Plauderstunde mit Museumsdiener
Der Standard 04/1994
Fast schon eine geniale Tolldreistigkeit, ausgerechnet einen Museumsdiener, einen Vertreter der stummsten Zunft, als zentralen Erzähler auf die Bühne zu bitten. So etwas kann auch nur einem Karl-Ferdinand Kratzl einfallen. In seinem neuen Solo-Programm „Plauderstunde“, das gestern im Kabarett Niedermair seine Premiere erlebte, wird er allabendlich zu Anton, einem in seiner Einsamkeit verlorenen und doch glücklichen Hüter und Wächter der Kunst.
Sein Museum ist ihm nicht nur Arbeitsstätte und Berufung – „Anton, dir ist großes Glück beschieden: du wirst ein Diener der Kunst werden“ -, in ihm geht und lebt er auf : Denn auch sein ganzes Leben ist wie eine Ansammlung musealer Gefühle und Verhaltensweisen, eingefroren und festgehalten, wie in einem Fotoalbum. Ein Aquarium voll unentrinnbarer Erinnerungen, seltsam leblos und doch in all seinen Schattierungen farblich brillant.

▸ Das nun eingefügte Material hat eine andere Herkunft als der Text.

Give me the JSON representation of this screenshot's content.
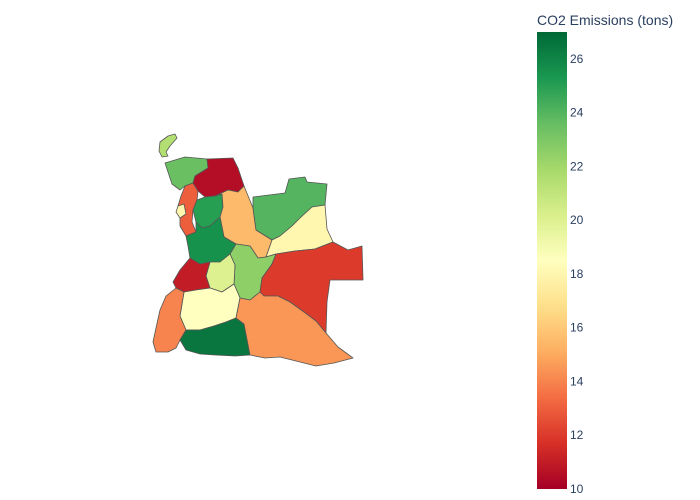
{
  "colorbar": {
    "title": "CO2 Emissions (tons)",
    "min": 10,
    "max": 27,
    "ticks": [
      10,
      12,
      14,
      16,
      18,
      20,
      22,
      24,
      26
    ],
    "colorscale": "RdYlGn"
  },
  "regions": [
    {
      "id": "cabinda",
      "value": 21.5
    },
    {
      "id": "zaire",
      "value": 23.5
    },
    {
      "id": "uige",
      "value": 10.5
    },
    {
      "id": "bengo",
      "value": 13
    },
    {
      "id": "luanda",
      "value": 18
    },
    {
      "id": "cuanza-norte",
      "value": 25
    },
    {
      "id": "malanje",
      "value": 15.5
    },
    {
      "id": "lunda-norte",
      "value": 24
    },
    {
      "id": "lunda-sul",
      "value": 18
    },
    {
      "id": "cuanza-sul",
      "value": 25.5
    },
    {
      "id": "bie",
      "value": 22.5
    },
    {
      "id": "huambo",
      "value": 20
    },
    {
      "id": "benguela",
      "value": 11
    },
    {
      "id": "moxico",
      "value": 12
    },
    {
      "id": "huila",
      "value": 18.5
    },
    {
      "id": "namibe",
      "value": 14
    },
    {
      "id": "cunene",
      "value": 26.5
    },
    {
      "id": "cuando-cubango",
      "value": 14.5
    }
  ]
}
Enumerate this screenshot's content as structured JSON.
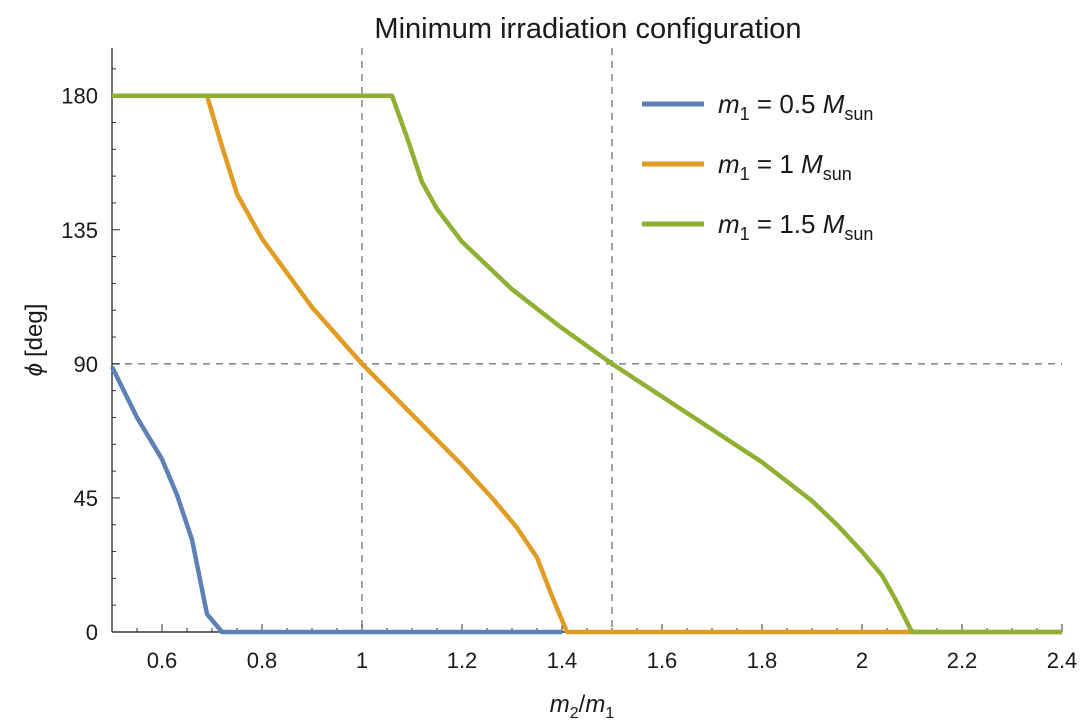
{
  "chart_data": {
    "type": "line",
    "title": "Minimum irradiation configuration",
    "xlabel": {
      "var1": "m",
      "sub1": "2",
      "sep": "/",
      "var2": "m",
      "sub2": "1"
    },
    "ylabel": {
      "symbol": "ϕ",
      "unit": "[deg]"
    },
    "xlim": [
      0.5,
      2.4
    ],
    "ylim": [
      0,
      196
    ],
    "x_ticks": [
      0.6,
      0.8,
      1,
      1.2,
      1.4,
      1.6,
      1.8,
      2,
      2.2,
      2.4
    ],
    "x_tick_labels": [
      "0.6",
      "0.8",
      "1",
      "1.2",
      "1.4",
      "1.6",
      "1.8",
      "2",
      "2.2",
      "2.4"
    ],
    "y_ticks": [
      0,
      45,
      90,
      135,
      180
    ],
    "y_tick_labels": [
      "0",
      "45",
      "90",
      "135",
      "180"
    ],
    "grid": false,
    "reference_lines": {
      "x": [
        1.0,
        1.5
      ],
      "y": [
        90
      ]
    },
    "legend_position": "top-right",
    "series": [
      {
        "name": {
          "var": "m",
          "sub": "1",
          "mid": " = 0.5 ",
          "unit_var": "M",
          "unit_sub": "sun"
        },
        "color": "#5E81B5",
        "x": [
          0.5,
          0.55,
          0.6,
          0.63,
          0.66,
          0.69,
          0.72,
          0.8,
          1.0,
          1.2,
          1.4
        ],
        "y": [
          89,
          72,
          58,
          46,
          31,
          6,
          0,
          0,
          0,
          0,
          0
        ]
      },
      {
        "name": {
          "var": "m",
          "sub": "1",
          "mid": " = 1 ",
          "unit_var": "M",
          "unit_sub": "sun"
        },
        "color": "#E19C24",
        "x": [
          0.5,
          0.69,
          0.72,
          0.75,
          0.8,
          0.9,
          1.0,
          1.1,
          1.2,
          1.26,
          1.31,
          1.35,
          1.38,
          1.41,
          1.6,
          1.8,
          2.0,
          2.2,
          2.4
        ],
        "y": [
          180,
          180,
          163,
          147,
          132,
          109,
          90,
          73,
          56,
          45,
          35,
          25,
          12,
          0,
          0,
          0,
          0,
          0,
          0
        ]
      },
      {
        "name": {
          "var": "m",
          "sub": "1",
          "mid": " = 1.5 ",
          "unit_var": "M",
          "unit_sub": "sun"
        },
        "color": "#8FB032",
        "x": [
          0.5,
          1.06,
          1.09,
          1.12,
          1.15,
          1.2,
          1.3,
          1.4,
          1.5,
          1.6,
          1.7,
          1.8,
          1.9,
          1.95,
          2.0,
          2.04,
          2.07,
          2.1,
          2.2,
          2.3,
          2.4
        ],
        "y": [
          180,
          180,
          166,
          151,
          142,
          131,
          115,
          102,
          90,
          79,
          68,
          57,
          44,
          36,
          27,
          19,
          10,
          0,
          0,
          0,
          0
        ]
      }
    ]
  }
}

„Ein Feuerwerk der Demut“ nennt Anton seinen Alltag, den er hauptsächlich dazu benutzt einen Haarriss im Verputz an der gegenüberliegenden Wand zu beobachten. „Erst, wenn man gesehen wird, ist man vorhanden“, erkennt er und erzählt von seinem Nachbarskind, das zu diesem Zweck einen Wohnungsbrand initiieren musste. Ihn, Anton, kann man immerhin nach der Uhrzeit fragen. Und wenn ihn gerade keiner fragt, wünscht er sich, ein fliegender Stein zu sein – der Nierenstein einer Amsel.

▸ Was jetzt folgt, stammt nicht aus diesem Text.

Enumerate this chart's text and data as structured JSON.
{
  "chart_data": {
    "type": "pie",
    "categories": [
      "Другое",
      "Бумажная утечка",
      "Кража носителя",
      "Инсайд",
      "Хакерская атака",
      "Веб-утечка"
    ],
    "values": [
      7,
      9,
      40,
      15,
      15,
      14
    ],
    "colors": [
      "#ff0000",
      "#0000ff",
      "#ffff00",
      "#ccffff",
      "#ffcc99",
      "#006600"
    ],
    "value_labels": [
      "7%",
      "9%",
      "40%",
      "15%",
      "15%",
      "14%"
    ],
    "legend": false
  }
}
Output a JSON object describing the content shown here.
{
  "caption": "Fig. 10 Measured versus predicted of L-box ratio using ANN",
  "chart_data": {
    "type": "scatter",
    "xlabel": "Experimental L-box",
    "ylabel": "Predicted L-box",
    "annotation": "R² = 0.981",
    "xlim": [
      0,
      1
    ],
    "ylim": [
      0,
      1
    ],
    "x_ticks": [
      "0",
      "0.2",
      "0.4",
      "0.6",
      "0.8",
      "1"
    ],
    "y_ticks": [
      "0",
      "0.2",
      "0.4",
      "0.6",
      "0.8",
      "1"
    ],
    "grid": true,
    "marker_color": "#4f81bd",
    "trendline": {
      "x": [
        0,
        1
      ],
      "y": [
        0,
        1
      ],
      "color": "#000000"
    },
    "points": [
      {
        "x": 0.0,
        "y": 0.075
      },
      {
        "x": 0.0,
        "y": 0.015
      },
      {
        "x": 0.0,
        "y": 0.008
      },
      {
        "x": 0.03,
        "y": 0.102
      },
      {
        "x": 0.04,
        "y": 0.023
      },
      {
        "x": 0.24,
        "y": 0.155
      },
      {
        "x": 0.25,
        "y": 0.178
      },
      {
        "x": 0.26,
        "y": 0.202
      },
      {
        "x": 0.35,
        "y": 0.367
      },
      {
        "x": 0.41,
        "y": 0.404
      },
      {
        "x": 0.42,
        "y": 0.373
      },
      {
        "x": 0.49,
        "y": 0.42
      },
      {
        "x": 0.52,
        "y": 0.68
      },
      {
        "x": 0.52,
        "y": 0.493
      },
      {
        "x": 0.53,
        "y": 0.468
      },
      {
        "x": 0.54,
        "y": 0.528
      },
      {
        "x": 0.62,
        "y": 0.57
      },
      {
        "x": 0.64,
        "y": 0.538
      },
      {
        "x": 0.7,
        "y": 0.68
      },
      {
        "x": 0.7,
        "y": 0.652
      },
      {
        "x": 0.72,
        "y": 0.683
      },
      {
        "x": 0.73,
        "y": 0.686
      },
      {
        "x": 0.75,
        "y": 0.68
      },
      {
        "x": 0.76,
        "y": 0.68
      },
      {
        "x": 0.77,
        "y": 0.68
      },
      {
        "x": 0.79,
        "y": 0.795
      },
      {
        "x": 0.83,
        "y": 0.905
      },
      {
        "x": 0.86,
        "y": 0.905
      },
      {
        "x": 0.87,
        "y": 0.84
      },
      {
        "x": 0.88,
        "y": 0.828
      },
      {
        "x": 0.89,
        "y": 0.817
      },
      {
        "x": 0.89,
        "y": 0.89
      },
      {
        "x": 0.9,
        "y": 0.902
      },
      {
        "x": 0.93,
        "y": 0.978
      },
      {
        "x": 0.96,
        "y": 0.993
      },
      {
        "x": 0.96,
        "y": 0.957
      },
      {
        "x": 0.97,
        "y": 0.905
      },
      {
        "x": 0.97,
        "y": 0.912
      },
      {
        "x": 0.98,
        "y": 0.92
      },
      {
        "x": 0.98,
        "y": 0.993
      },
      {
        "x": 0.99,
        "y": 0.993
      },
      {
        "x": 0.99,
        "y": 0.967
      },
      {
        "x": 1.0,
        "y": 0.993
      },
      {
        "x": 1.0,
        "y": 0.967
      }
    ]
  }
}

Kratzls phantastische Miniaturen entstammen unverändert allesamt dem konkurrenzlosesten Kuriositäten-Kabinett, das sich Kabarett nennen darf – auch wenn er, der bislang vehementeste Vertreter des Stegreif-Impromptus, erstmals seinen Text auswendig gelernt hat. So liebevoll, wie er, ziseliert niemand Ornamente in die logischen Bögen seiner in ihrer Gesamtheit surrealen Bilder, schnitzt an Brüchen und Gedankensprüngen unter konsequenter Vermeidung klassischer Pointen. Und was auf den ersten Blick wie eine Halde oberflächlicher Verwirrungen anmuten mag, entpuppt sich zu der hohen Kunst, jeden Gedanken bis zu seiner vollständigen und endgültigen Unkenntlichkeit fortzuspinnen. Die „Plauderstunde“ wird zu einem vollkommenen Netz scheinbar zielloser Stränge und roter Fäden, zu einer berauschenden Massage der Synapsenspalten, bei der das Sprechen als simple Vermeidung der Stille enttarnt wird – und das Staunen zum Inbegriff des Lebens wird.